External Processes Have Evolved to Fit around the System
An IT system is part of a larger process and workflow. It will have been developed to fit into the process to make it more efficient and effective. However, it doesn't just fit into the outside world; it will also affect it. The processes surrounding the system will change and evolve to work with it and its quirks. With a legacy system, these processes will have become embedded in the organization and can become very difficult to change (remember that people don't like change).
This can lead to the peculiar situation where you must get a newer, better system to work with old and inefficient processes that were originally imposed by the proceeding system. When gathering requirements for a new system, you should remember this and make sure you are finding out what is needed rather than what is currently done.
External Systems Have Evolved to Fit around the System
The external systems that interact with the legacy system will have also evolved to match its interfaces. This is especially true if the legacy system is quite old and the external systems were created afterwards.
This can lead to a situation where a replacement system must match old and unwanted interfaces in order to interact with dependent systems that only have those interfaces to connect to the legacy system that is now being replaced. Ancient interfaces can therefore survive long after the system they were originally designed for has been removed.
Decaying Data
I've already described how systems can grow organically, but the data within them can also decay (The metaphor isn't perfect but I'm trying to make this interesting). This is a decrease in the overall quality of the data within the system caused by small errors gradually introduced by the users and external feeder systems. Examples include:
Data entry (typing) errors
Copy-and-paste reproduction errors such as missing the last character or extra whitespace
Old data, that is, the details are no longer true, such as an address changing
Feeder systems changing formats
Data corruption
Undeleted test data
When a system is new, there are often data quality checking tasks to keep the data accurate, but with time these tend to be dropped or forgotten (especially tasks to prune data no longer required). This is another example of something from behavioral economics, called The Tragedy of the Commons.
Note
The Tragedy of the Commons
When many people have joint use of a common resource, they all benefit from using it. The more an individual uses the resource, then the more they personally benefit. If they mistreat it or overuse it, then it may degrade but the degradation is spread amongst all the users. If an individual spends time improving the resource, then any increased benefit will also be spread amongst the whole group. From a purely logical point of view, it makes sense for any individual to use it but not spend any time improving the resource. They are acting independently and rationally (according to self-interest) but the resource will degrade over time.

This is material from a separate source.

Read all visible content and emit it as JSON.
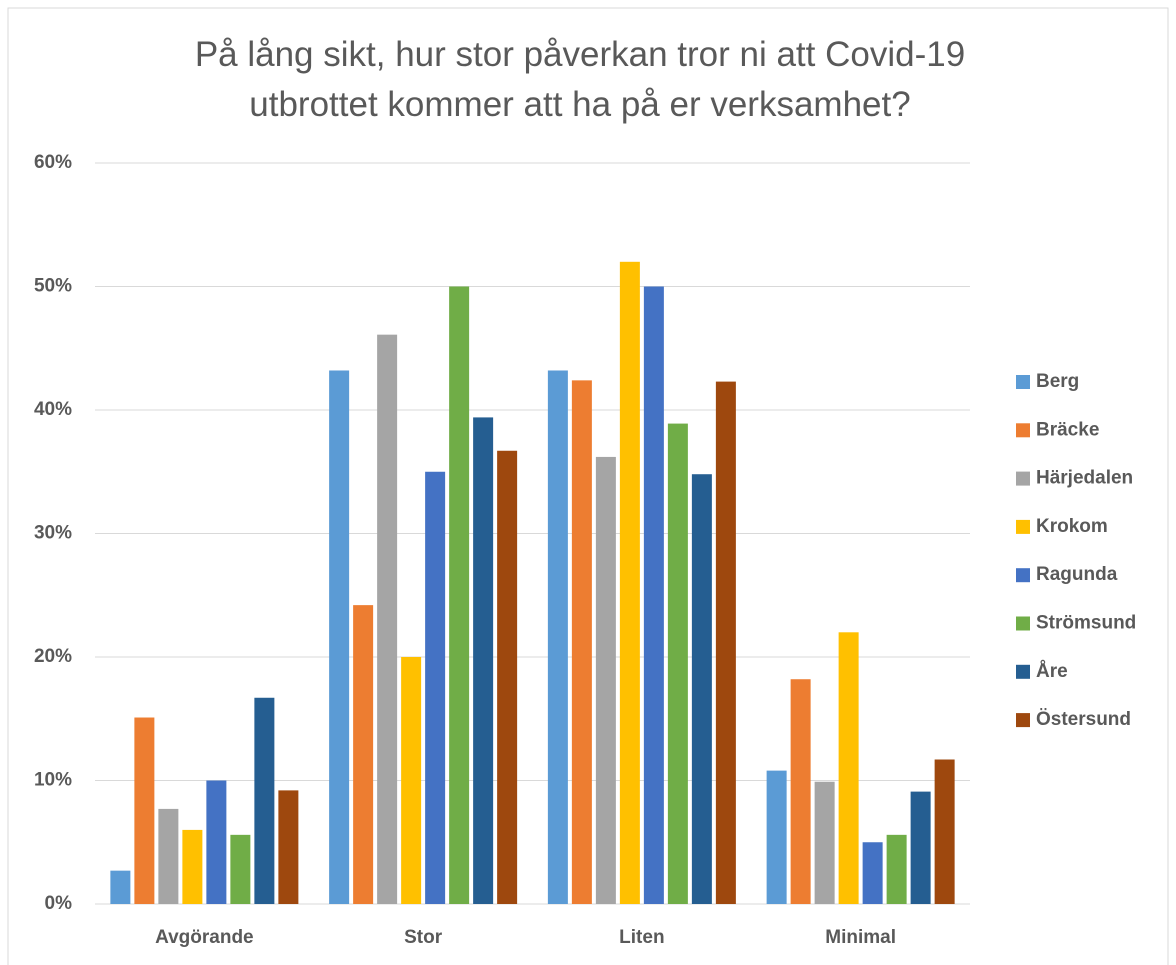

These errors in data can (and sometimes without being noticed) accumulate until the entire system becomes unusable.
Now What?
Did you recognize any of those issues from previous projects you've worked on? I've not listed the system being 'bad' as a problem, as it might not be perfect (all real systems have issues and bugs), but if it's a legacy system then it must have value, or it would just be turned off.
When working on a legacy system, it's worth recording issues and potential issues, such as those listed previously. Consider starting a 'Problems and Issues' document for your legacy system and recording real and potential problems. Please see Appendix 2 - Legacy Project Questions as a potential starting point for this.